Born in Kolkata, Amitabha Ghosh is a space scientist who works on Mars projects for NASA. Ghosh attended Don Bosco Park Circus in Kolkata prior to getting into the Indian Institute of Technology in Kharagpur. There he enrolled in a five-year combined masters/bachelors program and received his bachelor of science and master’s of science in applied geology. Ghosh then left India to pursue a Ph.D. from the University of Tennessee in Planetary Science. He decided to write his dissertation on Mars and found an advisor who was the chief of the advisory group at NASA; this connection landed him a position once he had completed his work. In 2003, Ghosh went back to Tennessee and got another master’s degree in Computer Science.
At NASA, Ghosh worked on projects involving Mars from when their rovers were the size of golf carts, coming down to the size of Curiosity. In 1997 he worked, as the only Asian, on the Pathfinder mission chemically analyzing the rocks and soil from the landing site. This gave him the opportunity to analyze the first ever Martian rock, which also happened to be the first rock every analyzed from another planet.

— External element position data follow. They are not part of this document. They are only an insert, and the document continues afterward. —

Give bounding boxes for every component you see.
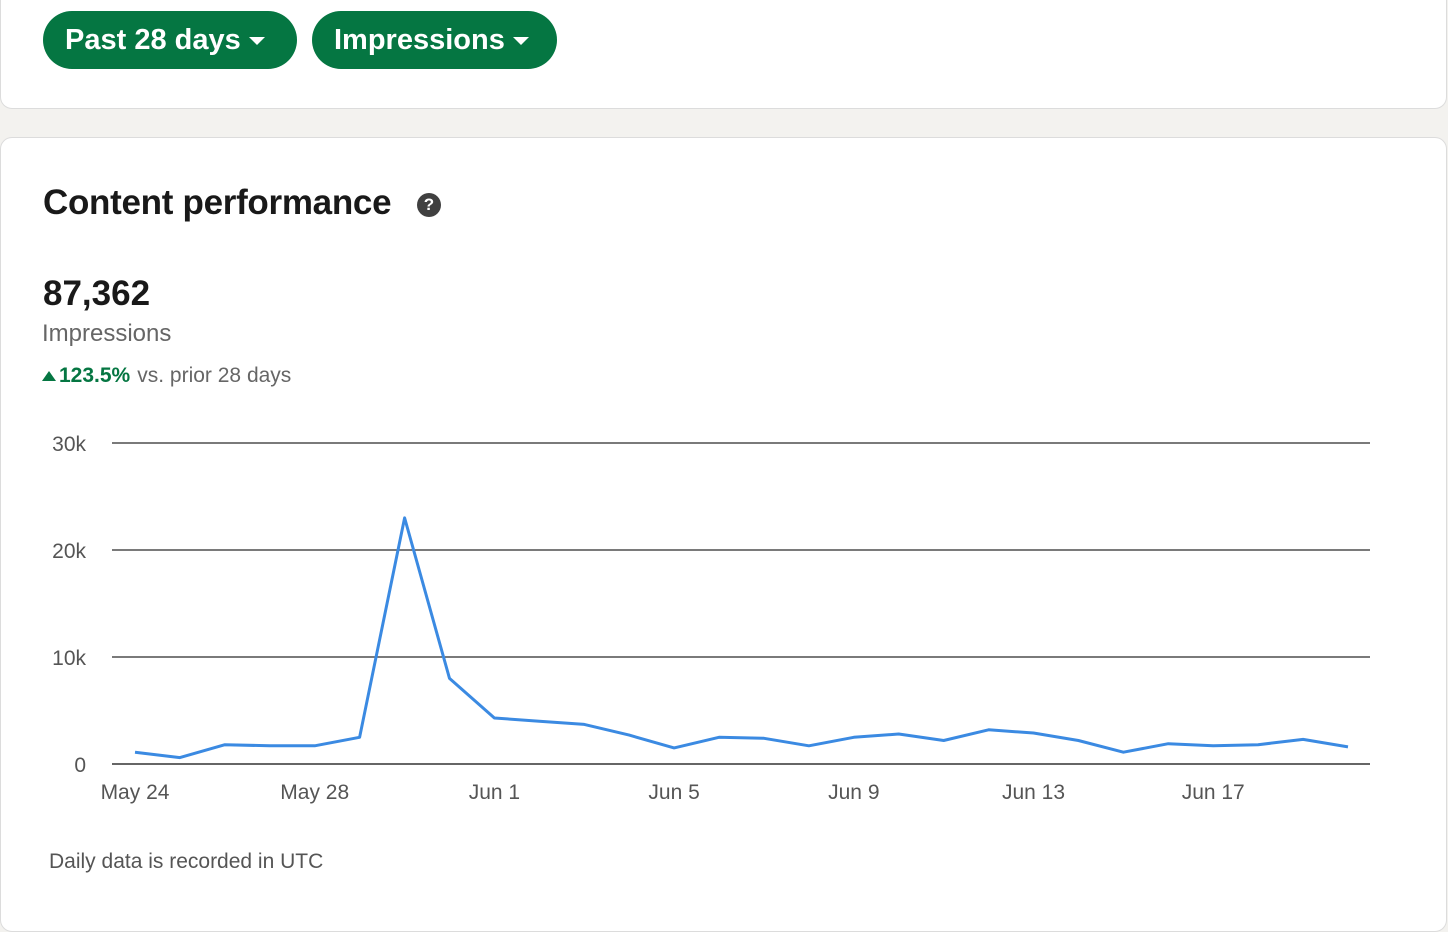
data-point[interactable]	[219, 739, 231, 751]
y-tick-label: 30k	[52, 433, 86, 456]
x-tick-label: Jun 9	[828, 781, 879, 804]
data-point[interactable]	[713, 731, 725, 743]
data-point[interactable]	[399, 512, 411, 524]
data-point[interactable]	[623, 729, 635, 741]
data-point[interactable]	[938, 734, 950, 746]
data-point[interactable]	[758, 732, 770, 744]
caret-down-icon	[248, 37, 265, 45]
data-point[interactable]	[533, 715, 545, 727]
data-point[interactable]	[668, 742, 680, 754]
data-point[interactable]	[803, 740, 815, 752]
caret-down-icon	[512, 37, 529, 45]
data-point[interactable]	[1162, 738, 1174, 750]
time-range-dropdown[interactable]: Past 28 days	[43, 11, 297, 69]
data-point[interactable]	[443, 672, 455, 684]
data-point[interactable]	[1342, 741, 1354, 753]
total-metric-label: Impressions	[42, 320, 172, 347]
data-point[interactable]	[983, 724, 995, 736]
data-point[interactable]	[848, 731, 860, 743]
x-tick-label: May 28	[280, 781, 349, 804]
data-point[interactable]	[1252, 739, 1264, 751]
x-tick-label: Jun 17	[1182, 781, 1245, 804]
data-point[interactable]	[129, 746, 141, 758]
utc-footnote: Daily data is recorded in UTC	[49, 850, 324, 873]
data-point[interactable]	[174, 752, 186, 764]
data-point[interactable]	[1297, 733, 1309, 745]
total-impressions: 87,362	[43, 274, 151, 313]
section-title: Content performance	[43, 183, 392, 222]
filter-card: Past 28 days Impressions	[0, 0, 1447, 109]
metric-dropdown[interactable]: Impressions	[312, 11, 557, 69]
x-tick-label: Jun 13	[1002, 781, 1065, 804]
data-point[interactable]	[578, 718, 590, 730]
time-range-label: Past 28 days	[65, 23, 241, 56]
question-circle-icon[interactable]: ?	[417, 193, 441, 217]
impressions-series-line[interactable]	[134, 516, 1349, 760]
x-tick-label: Jun 1	[469, 781, 520, 804]
data-point[interactable]	[1072, 734, 1084, 746]
x-tick-label: Jun 5	[648, 781, 699, 804]
data-point[interactable]	[1028, 727, 1040, 739]
data-point[interactable]	[309, 740, 321, 752]
y-tick-label: 10k	[52, 647, 86, 670]
change-value: 123.5%	[59, 364, 131, 387]
y-tick-label: 20k	[52, 540, 86, 563]
impressions-line-chart: 0 10k 20k 30k May 24 May 28 Jun 1 Jun 5 Jun 9 Jun…	[52, 433, 1370, 804]
data-point[interactable]	[893, 728, 905, 740]
content-performance-card	[0, 137, 1447, 932]
up-arrow-icon	[42, 371, 56, 381]
change-indicator: 123.5% vs. prior 28 days	[42, 364, 291, 388]
data-point[interactable]	[1117, 746, 1129, 758]
data-point[interactable]	[264, 740, 276, 752]
y-tick-label: 0	[74, 754, 86, 777]
data-point[interactable]	[354, 731, 366, 743]
data-point[interactable]	[1207, 740, 1219, 752]
metric-label: Impressions	[334, 23, 505, 56]
change-suffix: vs. prior 28 days	[137, 364, 292, 387]
x-tick-label: May 24	[101, 781, 170, 804]
data-point[interactable]	[488, 712, 500, 724]
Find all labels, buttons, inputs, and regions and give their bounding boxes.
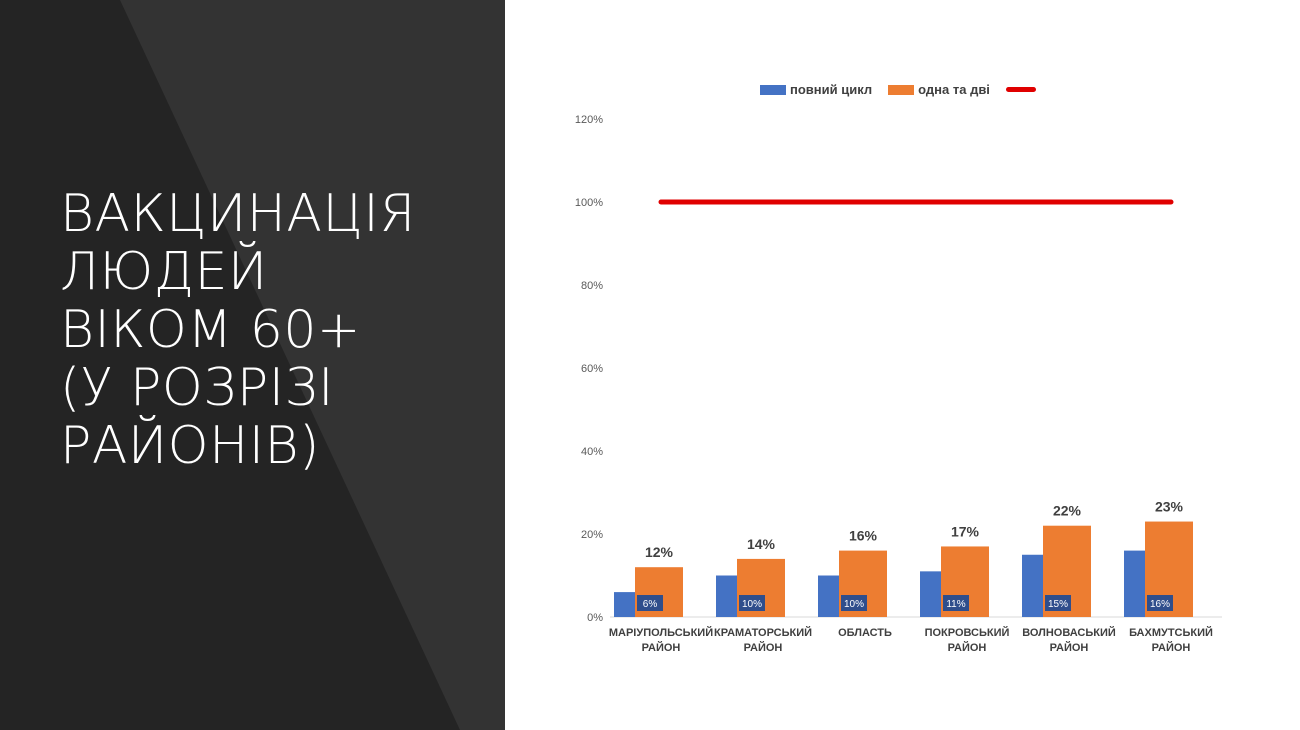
legend-label-one-two-doses: одна та дві [918, 82, 990, 97]
legend-item-full-cycle: повний цикл [760, 82, 872, 97]
y-tick-label: 20% [581, 529, 603, 541]
data-label-one-two-doses: 17% [951, 523, 980, 539]
x-category-label: РАЙОН [948, 641, 987, 654]
data-label-one-two-doses: 16% [849, 528, 878, 544]
data-label-box-full-cycle [739, 595, 765, 611]
data-label-one-two-doses: 14% [747, 536, 776, 552]
legend-swatch-target-line [1005, 87, 1036, 92]
slide-title: ВАКЦИНАЦІЯ ЛЮДЕЙ ВІКОМ 60+ (У РОЗРІЗІ РА… [60, 185, 480, 475]
x-category-label: ВОЛНОВАСЬКИЙ [1022, 626, 1116, 639]
legend-label-full-cycle: повний цикл [790, 82, 873, 97]
x-category-label: РАЙОН [642, 641, 681, 654]
y-tick-label: 120% [575, 114, 603, 126]
data-label-full-cycle: 6% [643, 599, 658, 610]
title-panel: ВАКЦИНАЦІЯ ЛЮДЕЙ ВІКОМ 60+ (У РОЗРІЗІ РА… [0, 0, 505, 730]
y-tick-label: 60% [581, 363, 603, 375]
data-label-full-cycle: 10% [844, 599, 864, 610]
vaccination-bar-chart: 0% 20% 40% 60% 80% 100% 120% 6% 12% МАРІУПОЛЬСЬКИ… [575, 114, 1222, 654]
legend-item-one-two-doses: одна та дві [888, 82, 990, 97]
slide-title-line: (У РОЗРІЗІ [60, 358, 334, 418]
data-label-box-full-cycle [1045, 595, 1071, 611]
title-panel-background [0, 0, 505, 730]
legend-item-target-line [1005, 87, 1036, 92]
x-category-label: КРАМАТОРСЬКИЙ [714, 626, 812, 639]
data-label-box-full-cycle [943, 595, 969, 611]
data-label-full-cycle: 15% [1048, 599, 1068, 610]
slide-title-line: РАЙОНІВ) [60, 416, 320, 476]
x-category-label: РАЙОН [1050, 641, 1089, 654]
data-label-one-two-doses: 12% [645, 544, 674, 560]
slide-title-line: ВІКОМ 60+ [60, 300, 361, 360]
data-label-one-two-doses: 23% [1155, 499, 1184, 515]
chart-area: 0% 20% 40% 60% 80% 100% 120% 6% 12% МАРІУПОЛЬСЬКИ… [505, 0, 1300, 730]
data-label-full-cycle: 16% [1150, 599, 1170, 610]
data-label-full-cycle: 11% [946, 599, 965, 610]
y-tick-label: 80% [581, 280, 603, 292]
x-category-label: ОБЛАСТЬ [838, 627, 892, 639]
legend-swatch-full-cycle [760, 84, 786, 95]
x-category-label: ПОКРОВСЬКИЙ [925, 626, 1010, 639]
data-label-one-two-doses: 22% [1053, 503, 1082, 519]
x-category-label: МАРІУПОЛЬСЬКИЙ [609, 626, 713, 639]
legend-swatch-one-two-doses [888, 84, 915, 95]
x-category-label: РАЙОН [744, 641, 783, 654]
data-label-box-full-cycle [841, 595, 867, 611]
data-label-box-full-cycle [1147, 595, 1173, 611]
x-category-label: БАХМУТСЬКИЙ [1129, 626, 1213, 639]
y-tick-label: 0% [587, 612, 603, 624]
y-tick-label: 40% [581, 446, 603, 458]
y-tick-label: 100% [575, 197, 603, 209]
slide-title-line: ВАКЦИНАЦІЯ [60, 184, 416, 244]
data-label-box-full-cycle [637, 595, 663, 611]
x-category-label: РАЙОН [1152, 641, 1191, 654]
slide-title-line: ЛЮДЕЙ [60, 242, 268, 302]
data-label-full-cycle: 10% [742, 599, 762, 610]
chart-legend: повний цикл одна та дві [760, 82, 1052, 97]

In 2011, when Curiosity was launched, Ghosh was able to decide where to land it in order to collect the best samples. He chose Gale Crater because of its sedimentary layers which each record the conditions of the environment during a particular geological time. Some of the layers contain clay minerals, which will help recreate the paleo-environment. Currently, Ghosh serves as a Chair of the Science Operation Group for the Mars Exploration Rover Mission, a team that is in charge of the health and activities of the two Mars rovers. Ghosh also serves as the Chief Systems Architect in a private effort to design a spacecraft that will lower the cost of surface exploration of other planets and the moon. He is now finding an interest in technology; technology offshoots from NASA missions.
Gh0sh has collected numerous awards including a five-time recipient of the NASA Group Achievement Award, 1997 winner of the NASA Pathfinder Achievement Award and 2004 winner of the NASA Mars Exploration Rover Achievement Award. He is also a judge for induction of novel technologies to the Space Technology Hall of Fame in 2012, has served as a commentator on BBC, and since 2004 has written a science column in the Deccan Herald.
“Dr. Amitabha Ghosh.” 2016 Leadership Conference. IIT Association of Greater New England, n.d. Web. 12 Oct. 2016.
Dasi, Pratigyan. “Amitabha Ghosh: Each Day with Mission Mars Is Thrilling in Itself – Times of India.” The Times of India. N.p., 26 Sept. 2012. Web. 11 Sept. 2016.